Officials recently said that the harvest is expected to increase by 20 per cent in the coming season, after jumps of seven per cent and 16 per cent in the last two harvests.
At the Brasil refinery in the steamy central province of Camaguey, a US$6-million makeover is under way. During a recent visit, bulldozers were busy regrading the floor, operators were laying foundations for new machinery and workers buzzed about, hammering and welding amid a deafening mechanic roar and a pervasive oily odour.
"I've never seen as much money being spent here as there is now," said Alodia Campo, a 54-year-old plant engineer and among the few employees still remaining from the Brasil's glory days.
With world market prices rebounding, sugar is suddenly more profitable, and a radical reorganisation of the sector could offer a blueprint for how to lift the rest of the island's inefficient command economy.
"The Cuban sugar industry is tied to the culture, history and identity of this country," said Liobel Perez, spokesman for Azcuba, the largely autonomous state-run company that replaced the Sugar Ministry in late 2011. "Sugarcane will not define Cuba's future, but it will have to be a part of it."
Just two years ago, the sugar industry was on its knees.
The sugar minister had been sacked. State-run newspapers lambasted rampant inefficiency and thousands of workers were moved to other sectors. Eventually, the powerful Sugar Ministry itself was eliminated.

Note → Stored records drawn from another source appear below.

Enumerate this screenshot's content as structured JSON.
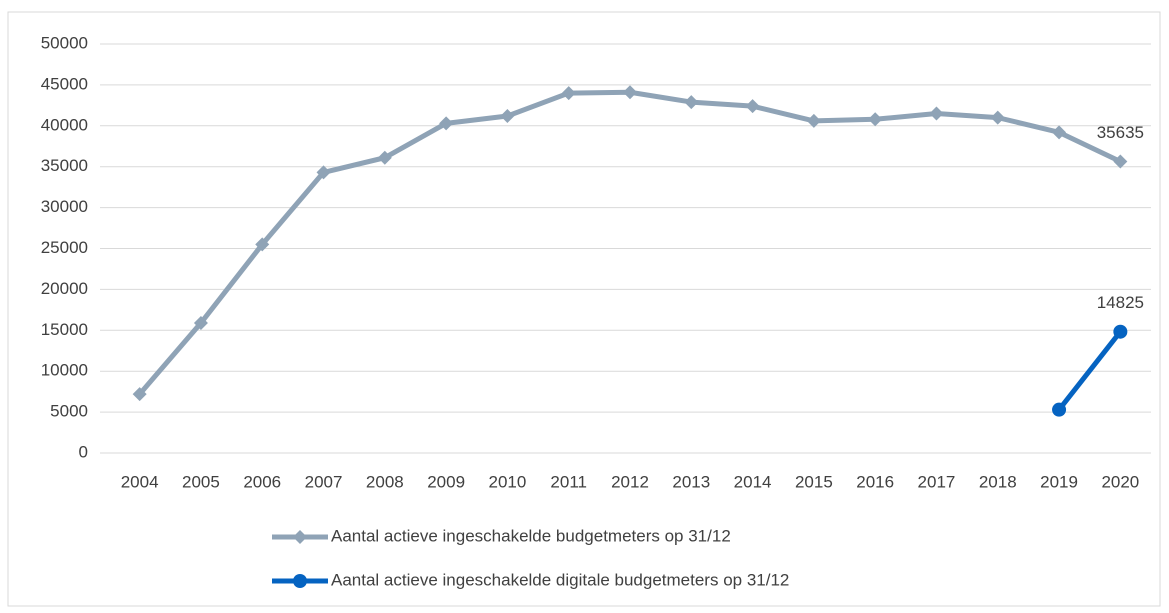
{
  "chart_data": {
    "type": "line",
    "categories": [
      "2004",
      "2005",
      "2006",
      "2007",
      "2008",
      "2009",
      "2010",
      "2011",
      "2012",
      "2013",
      "2014",
      "2015",
      "2016",
      "2017",
      "2018",
      "2019",
      "2020"
    ],
    "series": [
      {
        "name": "Aantal actieve ingeschakelde budgetmeters op 31/12",
        "color": "#8fa3b6",
        "marker": "diamond",
        "values": [
          7200,
          15900,
          25500,
          34300,
          36100,
          40300,
          41200,
          44000,
          44100,
          42900,
          42400,
          40600,
          40800,
          41500,
          41000,
          39200,
          35635
        ]
      },
      {
        "name": "Aantal actieve ingeschakelde digitale budgetmeters op 31/12",
        "color": "#0563c1",
        "marker": "circle",
        "values": [
          null,
          null,
          null,
          null,
          null,
          null,
          null,
          null,
          null,
          null,
          null,
          null,
          null,
          null,
          null,
          5300,
          14825
        ]
      }
    ],
    "ylim": [
      0,
      50000
    ],
    "yticks": [
      0,
      5000,
      10000,
      15000,
      20000,
      25000,
      30000,
      35000,
      40000,
      45000,
      50000
    ],
    "grid": true,
    "legend": "bottom",
    "data_labels": "last"
  }
}
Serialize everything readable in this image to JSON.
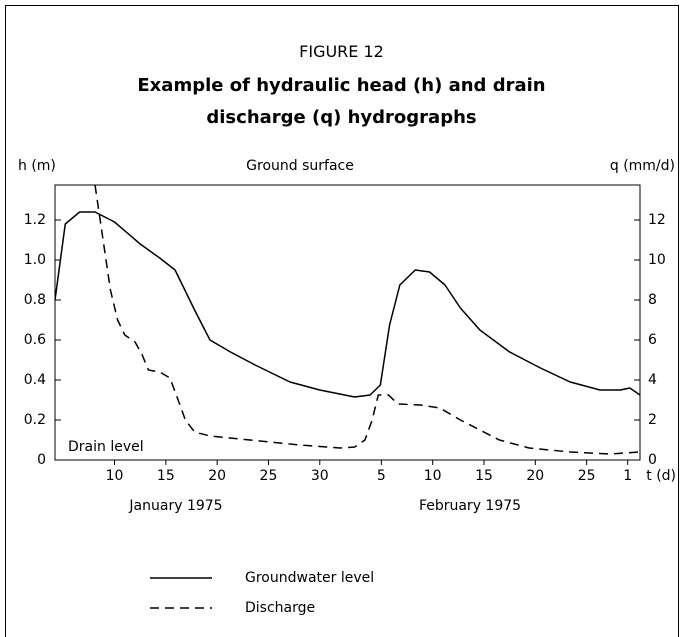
{
  "chart_data": {
    "type": "line",
    "figure_label": "FIGURE 12",
    "title": "Example of hydraulic head (h) and drain discharge (q) hydrographs",
    "y_label": "h (m)",
    "y2_label": "q (mm/d)",
    "x_label": "t (d)",
    "annotations": [
      "Ground surface",
      "Drain level"
    ],
    "month_labels": [
      "January 1975",
      "February 1975"
    ],
    "xlim": [
      4.2,
      61.2
    ],
    "xticks": [
      {
        "value": 10,
        "label": "10"
      },
      {
        "value": 15,
        "label": "15"
      },
      {
        "value": 20,
        "label": "20"
      },
      {
        "value": 25,
        "label": "25"
      },
      {
        "value": 30,
        "label": "30"
      },
      {
        "value": 36,
        "label": "5"
      },
      {
        "value": 41,
        "label": "10"
      },
      {
        "value": 46,
        "label": "15"
      },
      {
        "value": 51,
        "label": "20"
      },
      {
        "value": 56,
        "label": "25"
      },
      {
        "value": 60,
        "label": "1"
      }
    ],
    "ylim": [
      0,
      1.375
    ],
    "yticks": [
      0,
      0.2,
      0.4,
      0.6,
      0.8,
      {
        "value": 1,
        "label": "1.0"
      },
      1.2
    ],
    "y2lim": [
      0,
      13.75
    ],
    "y2ticks": [
      0,
      2,
      4,
      6,
      8,
      10,
      12
    ],
    "series": [
      {
        "name": "Groundwater level",
        "color": "#000000",
        "dash": "solid",
        "x": [
          4.2,
          5.2,
          6.6,
          8.1,
          10.0,
          12.5,
          14.4,
          15.9,
          17.8,
          19.3,
          21.3,
          23.7,
          27.1,
          30.0,
          33.4,
          34.9,
          35.9,
          36.8,
          37.8,
          39.3,
          40.7,
          42.2,
          43.7,
          45.6,
          48.5,
          51.5,
          54.4,
          57.3,
          59.3,
          60.2,
          61.2
        ],
        "values": [
          0.8,
          1.18,
          1.24,
          1.24,
          1.19,
          1.08,
          1.01,
          0.95,
          0.75,
          0.6,
          0.54,
          0.475,
          0.39,
          0.35,
          0.315,
          0.325,
          0.375,
          0.675,
          0.875,
          0.95,
          0.94,
          0.875,
          0.76,
          0.65,
          0.54,
          0.46,
          0.39,
          0.35,
          0.35,
          0.36,
          0.325
        ]
      },
      {
        "name": "Discharge",
        "color": "#000000",
        "dash": "dashed",
        "axis": "y2",
        "x": [
          8.1,
          8.6,
          9.1,
          9.6,
          10.3,
          11.0,
          12.0,
          12.7,
          13.3,
          14.4,
          15.4,
          16.2,
          16.9,
          17.8,
          19.3,
          23.2,
          28.1,
          32.0,
          33.4,
          34.4,
          35.1,
          35.7,
          36.7,
          37.6,
          39.8,
          41.7,
          43.7,
          45.6,
          47.5,
          50.4,
          54.4,
          58.3,
          61.2
        ],
        "values": [
          13.75,
          12,
          10.25,
          8.5,
          7,
          6.25,
          5.9,
          5.25,
          4.5,
          4.4,
          4.1,
          3,
          2,
          1.4,
          1.2,
          1.0,
          0.75,
          0.6,
          0.65,
          1.0,
          2,
          3.25,
          3.25,
          2.8,
          2.75,
          2.6,
          2,
          1.5,
          1.0,
          0.6,
          0.4,
          0.3,
          0.4
        ]
      }
    ]
  }
}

Even with the current reorganisation, sugar revenues are far outpaced by sectors such as tourism and nickel mining.
Last year, sugar earnings were US$333 million, while nickel brought in US$1.25 billion, according to a study compiled by Rafael Romeu, a US-based economist and former president of the Association for the Study of the Cuban Economy.
Tourism brought in US$2.5 billion in revenue in 2011, according to government figures.
President Raúl Castro created Azcuba as part of his effort to stimulate the farm sector and streamline a fossilised Marxist economy that even he says doesn't work anymore.
Unlike virtually every other part of the state-dominated economy, Azcuba gets to keep 65 per cent of its revenues and make decisions about reinvesting without having to ask permission from the central government.
At the Brasil refinery, the mammoth rust-covered sheds installed by American Sugar Refining Company, which launched the plant in 1921, still stand. Although surrounded by the twisted carcasses of machinery ripped out of the structures, the Brasil is expected to be ready for the upcoming annual harvest and start milling cane by February.
That would have seemed an unlikely prospect during most of the last decade. The plant mostly sat idle or was intermittently used as a grain depot, with only 50 employees remaining from a workforce that once numbered 500.
The refinery came back online briefly in 2008, only to be shuttered after two years because it was so inefficient.
The Brasil's near demise mirrors sugar's decline from the times when it accounted for 80 per cent of Cuba's export income, principally from the nearby US market before relations between the two countries soured in the 1960s.
Cuban officials have mothballed much of the industry, shuttering 100 of the island's 156 refineries and converting some three million acres (1.2 million hectares) of cane fields to other crops.
From a peak of approximately eight million tons in 1989, sugar output hit a 105-year low of 1.1 million in 2010.
Now, with sugar topping 20 cents a pound worldwide, Cuba is newly motivated to revive the industry and stimulate production.
Authorities have begun overhauling the Brasil and other mills, paying farmers more for cane and handing over fallow land to private growers and agro-cooperatives.
Wilson Morell, vice-president of Azcuba, set a goal of returning to four million tons per year by modernising the 56 refineries still online, though he did not set a date. That would achieve half of Cuba's historical peak output with about a third of the facilities.